Whilst the news that beefburgers are to be grown for our consumption is not really a surprise I was unable to suppress a grimace at the thought of such comestibles. Since developing countries are now demanding the quantities of meat that we are used to, supply will not be able to keep up with demand. Presumably folk in the developing countries that are craving this meat will then become prey to the diseases that scoffing big lumps of meat on a frequent basis allegedly causes the rest of us, the time honoured over-consumers of flesh.
If I sound like a rampant vegetarian I confess that I am not. Meat is something I do not want to give up. I like nothing more than tender steak, fragrant roast lamb and crispy pork. But I also like fish and I am happy with vegetarian fare, provided-and this is the crux of the matter-it is not some nebulous, bland substance masquerading as meat. The vegetarian sections of supermarkets are crammed full of such fabrications; veggie burgers, vegetarian sausages, hot dogs, chicken-style pies, cottage pie, schnitzels, chicken-style nuggets. Why?
If you would be a vegetarian, why do you want meat-style products?
In our house we do a fair amount of cooking from scratch-probably more than most.

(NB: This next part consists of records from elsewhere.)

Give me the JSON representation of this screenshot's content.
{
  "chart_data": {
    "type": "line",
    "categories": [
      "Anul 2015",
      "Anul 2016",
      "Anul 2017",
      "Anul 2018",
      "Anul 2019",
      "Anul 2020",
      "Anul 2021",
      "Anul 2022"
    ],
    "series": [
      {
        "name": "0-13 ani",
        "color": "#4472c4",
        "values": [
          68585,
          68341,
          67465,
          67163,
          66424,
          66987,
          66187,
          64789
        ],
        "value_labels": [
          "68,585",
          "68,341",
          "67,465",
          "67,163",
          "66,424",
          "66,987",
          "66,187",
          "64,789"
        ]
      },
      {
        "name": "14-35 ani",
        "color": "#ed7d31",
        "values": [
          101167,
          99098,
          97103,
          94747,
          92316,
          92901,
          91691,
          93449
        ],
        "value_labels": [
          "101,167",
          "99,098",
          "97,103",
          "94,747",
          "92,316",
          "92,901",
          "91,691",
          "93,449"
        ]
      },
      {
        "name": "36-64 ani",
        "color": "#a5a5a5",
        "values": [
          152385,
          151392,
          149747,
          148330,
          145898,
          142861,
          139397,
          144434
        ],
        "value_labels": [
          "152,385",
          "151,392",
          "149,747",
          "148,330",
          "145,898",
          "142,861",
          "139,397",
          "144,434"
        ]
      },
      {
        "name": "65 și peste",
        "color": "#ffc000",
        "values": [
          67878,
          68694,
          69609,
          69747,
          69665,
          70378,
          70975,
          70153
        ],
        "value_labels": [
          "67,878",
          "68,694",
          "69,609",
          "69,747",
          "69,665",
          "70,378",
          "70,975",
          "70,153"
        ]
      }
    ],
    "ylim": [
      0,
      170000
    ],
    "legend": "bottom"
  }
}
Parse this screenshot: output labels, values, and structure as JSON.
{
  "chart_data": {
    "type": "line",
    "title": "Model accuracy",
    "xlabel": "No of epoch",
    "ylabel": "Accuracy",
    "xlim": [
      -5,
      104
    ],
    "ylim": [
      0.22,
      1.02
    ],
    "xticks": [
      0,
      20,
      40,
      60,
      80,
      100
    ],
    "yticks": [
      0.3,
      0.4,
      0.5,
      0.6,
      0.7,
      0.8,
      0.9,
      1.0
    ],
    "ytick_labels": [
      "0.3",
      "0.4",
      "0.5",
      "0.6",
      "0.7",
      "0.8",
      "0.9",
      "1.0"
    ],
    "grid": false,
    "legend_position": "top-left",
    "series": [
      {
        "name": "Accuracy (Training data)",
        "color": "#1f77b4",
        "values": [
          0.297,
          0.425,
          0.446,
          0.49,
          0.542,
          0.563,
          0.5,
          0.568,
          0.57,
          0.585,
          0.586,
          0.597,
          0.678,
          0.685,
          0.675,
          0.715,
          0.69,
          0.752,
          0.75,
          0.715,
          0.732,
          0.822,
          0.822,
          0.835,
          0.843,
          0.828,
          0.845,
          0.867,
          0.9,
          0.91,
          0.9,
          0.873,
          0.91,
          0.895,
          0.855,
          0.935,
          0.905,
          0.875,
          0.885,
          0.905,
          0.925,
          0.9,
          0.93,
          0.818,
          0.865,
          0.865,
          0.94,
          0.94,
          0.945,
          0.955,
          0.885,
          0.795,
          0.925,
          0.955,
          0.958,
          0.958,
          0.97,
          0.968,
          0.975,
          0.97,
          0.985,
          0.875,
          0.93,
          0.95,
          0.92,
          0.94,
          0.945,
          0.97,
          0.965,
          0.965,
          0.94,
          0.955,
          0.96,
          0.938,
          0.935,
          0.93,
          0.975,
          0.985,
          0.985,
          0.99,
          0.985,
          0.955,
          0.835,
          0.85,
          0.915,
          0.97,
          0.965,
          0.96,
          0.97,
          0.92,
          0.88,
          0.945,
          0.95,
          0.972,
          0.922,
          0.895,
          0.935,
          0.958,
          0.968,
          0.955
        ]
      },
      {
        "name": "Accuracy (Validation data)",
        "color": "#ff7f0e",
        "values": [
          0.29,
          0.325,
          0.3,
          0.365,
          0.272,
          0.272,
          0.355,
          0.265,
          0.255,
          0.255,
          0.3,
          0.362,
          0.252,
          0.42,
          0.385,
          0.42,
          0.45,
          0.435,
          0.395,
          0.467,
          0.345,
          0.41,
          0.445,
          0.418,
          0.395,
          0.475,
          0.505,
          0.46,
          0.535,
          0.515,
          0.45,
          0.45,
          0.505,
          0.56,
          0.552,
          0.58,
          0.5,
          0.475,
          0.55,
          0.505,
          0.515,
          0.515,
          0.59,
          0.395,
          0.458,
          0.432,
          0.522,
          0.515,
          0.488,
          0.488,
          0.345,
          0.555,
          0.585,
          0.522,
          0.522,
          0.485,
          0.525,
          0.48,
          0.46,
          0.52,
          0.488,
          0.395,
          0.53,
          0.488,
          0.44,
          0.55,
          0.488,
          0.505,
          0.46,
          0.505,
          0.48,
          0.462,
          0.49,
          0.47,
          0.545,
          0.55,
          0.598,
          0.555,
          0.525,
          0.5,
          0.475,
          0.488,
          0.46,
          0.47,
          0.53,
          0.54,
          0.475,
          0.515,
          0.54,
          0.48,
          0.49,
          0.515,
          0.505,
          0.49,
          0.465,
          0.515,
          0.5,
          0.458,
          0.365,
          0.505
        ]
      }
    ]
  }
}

I believe that to eat healthily as a vegetarian a great deal of culinary expertise is required. You have to ensure the protein elements of the meal-not easy if there is to be variety. You have to concoct tasty, nutritious items from nuts, beans or pulses. If you do not undertake these time-consuming practises you will be stuck on an escalator of cheese pizza, cheese pasta, cheese nachos, jacket potato with cheese and veggie burgers-not especially healthy fare, but there are limits to fast food options of the veggie kind.
I suppose it all comes down to the reasons for vegetarianism. For some it may be a simple aversion to the taste or texture of meat. Fair enough! For others it may be a protest against the horrors perpetrated against cute, furry animals. And for a third group, it is the fact that the world could be fed adequately if the land taken to raise beef, lamb, pork, chicken etc were used to grow crops. This, to me is the most powerful reason for vegetarianism.
But surely we would all fare better if we took a third way. We humans are omnivores.
The clue is in the word variety. I’m not prepared to conjure cunning treats from ‘tofu’ or make mouthwatering meals from pretend mince, OR eat meat made in a petri dish. If you’re going to make a vegetarian meal-use vegetables!
That’s all. I’m off to the supermarket.